Google: The Next Microsoft (As in, Target of Federal Antitrust Enforcers)
More on the hideous return of antitrust (a matter blogged about by Matt Welch here back in July) via a Wired magazine profile on Obama's antitrust chief Christine Varney:
Christine Varney….a partner at Hogan & Hartson and one of the country's foremost experts in online law, was speaking at the ninth annual conference of the American Antitrust Institute, a gathering of top monopoly attorneys and economists… Varney….did not hide her message behind legalese or euphemism. The technology industry, she said, was coming under the sway of a dominant behemoth, one that had the potential to stifle innovation and squash its competitors. The last time the government saw a threat like this—Microsoft in the 1990s—it launched an aggressive antitrust case. But by the time of this conference, mid-June 2008, a new offender had emerged. "For me, Microsoft is so last century," Varney said. "They are not the problem. I think we are going to continually see a problem, potentially, with Google."
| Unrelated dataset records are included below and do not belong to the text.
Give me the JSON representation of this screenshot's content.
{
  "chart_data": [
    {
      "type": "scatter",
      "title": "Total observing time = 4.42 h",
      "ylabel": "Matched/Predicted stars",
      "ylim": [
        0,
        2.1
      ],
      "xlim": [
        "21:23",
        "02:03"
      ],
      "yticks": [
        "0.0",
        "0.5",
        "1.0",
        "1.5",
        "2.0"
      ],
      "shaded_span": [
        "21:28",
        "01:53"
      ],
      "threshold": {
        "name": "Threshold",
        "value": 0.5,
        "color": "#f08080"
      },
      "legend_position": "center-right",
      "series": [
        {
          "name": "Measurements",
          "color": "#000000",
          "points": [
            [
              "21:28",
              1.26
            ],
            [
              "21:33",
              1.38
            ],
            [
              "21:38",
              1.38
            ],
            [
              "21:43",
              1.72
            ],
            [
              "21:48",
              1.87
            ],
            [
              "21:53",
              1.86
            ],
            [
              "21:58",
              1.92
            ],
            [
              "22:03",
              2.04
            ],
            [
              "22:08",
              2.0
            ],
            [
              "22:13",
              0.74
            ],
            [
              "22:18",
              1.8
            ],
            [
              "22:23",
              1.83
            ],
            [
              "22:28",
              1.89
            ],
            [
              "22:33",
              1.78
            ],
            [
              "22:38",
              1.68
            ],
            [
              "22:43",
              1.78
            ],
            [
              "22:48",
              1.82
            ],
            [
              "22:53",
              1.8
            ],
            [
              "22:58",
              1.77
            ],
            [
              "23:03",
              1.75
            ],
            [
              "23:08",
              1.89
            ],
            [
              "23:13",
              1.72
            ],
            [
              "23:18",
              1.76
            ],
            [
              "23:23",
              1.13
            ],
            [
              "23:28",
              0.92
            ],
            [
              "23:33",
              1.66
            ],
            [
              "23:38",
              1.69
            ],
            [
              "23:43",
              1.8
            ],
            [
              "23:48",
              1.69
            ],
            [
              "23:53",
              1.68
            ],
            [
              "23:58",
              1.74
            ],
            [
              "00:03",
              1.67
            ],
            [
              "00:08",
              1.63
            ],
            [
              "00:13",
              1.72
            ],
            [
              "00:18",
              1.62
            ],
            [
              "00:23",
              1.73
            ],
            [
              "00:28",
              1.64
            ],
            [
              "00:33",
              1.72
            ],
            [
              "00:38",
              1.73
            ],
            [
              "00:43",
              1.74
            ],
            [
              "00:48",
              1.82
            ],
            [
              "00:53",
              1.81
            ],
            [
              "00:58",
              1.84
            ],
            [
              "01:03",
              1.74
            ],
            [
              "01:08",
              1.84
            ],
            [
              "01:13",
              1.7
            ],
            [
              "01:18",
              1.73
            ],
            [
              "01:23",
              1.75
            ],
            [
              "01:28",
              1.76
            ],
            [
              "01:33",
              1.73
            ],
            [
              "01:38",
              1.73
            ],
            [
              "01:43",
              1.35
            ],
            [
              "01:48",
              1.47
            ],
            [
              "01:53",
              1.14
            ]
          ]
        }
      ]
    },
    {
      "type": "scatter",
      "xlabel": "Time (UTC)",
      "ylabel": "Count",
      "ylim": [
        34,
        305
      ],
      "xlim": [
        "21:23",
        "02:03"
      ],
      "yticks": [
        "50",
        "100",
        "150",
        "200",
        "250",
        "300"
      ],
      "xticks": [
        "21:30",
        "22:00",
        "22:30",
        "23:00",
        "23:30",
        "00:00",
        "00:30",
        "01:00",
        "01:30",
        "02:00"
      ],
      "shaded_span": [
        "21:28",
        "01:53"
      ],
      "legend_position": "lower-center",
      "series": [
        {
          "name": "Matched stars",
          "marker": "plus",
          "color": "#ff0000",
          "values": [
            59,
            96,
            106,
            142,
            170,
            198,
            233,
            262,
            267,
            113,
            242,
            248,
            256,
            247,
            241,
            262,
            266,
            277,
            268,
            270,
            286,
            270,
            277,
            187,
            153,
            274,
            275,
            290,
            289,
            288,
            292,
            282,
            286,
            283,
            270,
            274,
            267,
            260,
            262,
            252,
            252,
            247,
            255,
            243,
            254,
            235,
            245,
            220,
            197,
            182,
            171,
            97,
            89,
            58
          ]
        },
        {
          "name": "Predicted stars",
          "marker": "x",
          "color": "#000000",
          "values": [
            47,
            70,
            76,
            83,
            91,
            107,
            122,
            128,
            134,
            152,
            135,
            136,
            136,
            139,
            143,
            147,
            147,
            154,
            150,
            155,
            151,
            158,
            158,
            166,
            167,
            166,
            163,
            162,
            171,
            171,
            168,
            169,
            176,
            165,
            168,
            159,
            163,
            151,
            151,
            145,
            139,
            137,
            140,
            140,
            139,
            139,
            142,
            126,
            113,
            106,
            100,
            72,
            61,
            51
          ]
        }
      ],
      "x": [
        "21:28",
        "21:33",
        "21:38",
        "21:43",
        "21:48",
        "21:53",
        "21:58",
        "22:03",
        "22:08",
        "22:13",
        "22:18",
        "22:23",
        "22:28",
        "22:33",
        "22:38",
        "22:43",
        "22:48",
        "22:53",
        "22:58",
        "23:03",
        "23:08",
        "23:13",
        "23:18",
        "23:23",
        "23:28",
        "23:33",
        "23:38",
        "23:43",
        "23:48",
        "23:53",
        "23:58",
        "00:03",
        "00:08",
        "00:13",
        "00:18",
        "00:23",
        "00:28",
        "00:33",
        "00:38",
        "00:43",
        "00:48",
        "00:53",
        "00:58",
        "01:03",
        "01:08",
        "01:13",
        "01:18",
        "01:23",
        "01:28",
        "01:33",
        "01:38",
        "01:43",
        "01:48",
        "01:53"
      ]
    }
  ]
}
….Varney was suggesting that Google was repeating Microsoft's expansionist behavior. Instead of dominating the desktop, Varney said, Google was starting to colonize the emerging cloud-computing industry, amassing "enormous market power" and potentially creating an ecosystem that customers would be powerless to escape. She acknowledged that her remarks might ruffle some feathers at Google headquarters in Mountain View, California. "If any of my colleagues or friends from Google are here," she said, "I invite you to jump up and scream and yell at me."
Nobody took her up on that offer. But it is safe to assume that plenty of Googlers were jumping and screaming six months later when President Obama appointed Varney head of the Justice Department's antitrust division, making her the government's most powerful antimonopoly prosecutor. On May 11, during her first public speech on the job, Varney made it clear that her stance had not changed much since her presentation at the conference: She planned to take a forceful approach to applying the nation's antitrust laws. "In the past, the antitrust division was a leader in its enforcement efforts in technology industries, and I believe we will take this mantle again," she said. She did not mention Google by name, but there was little doubt to whom she was referring.
I first raised the alarm about Varney in my April American Conservative cover story on Obama as the mighty Octopotus.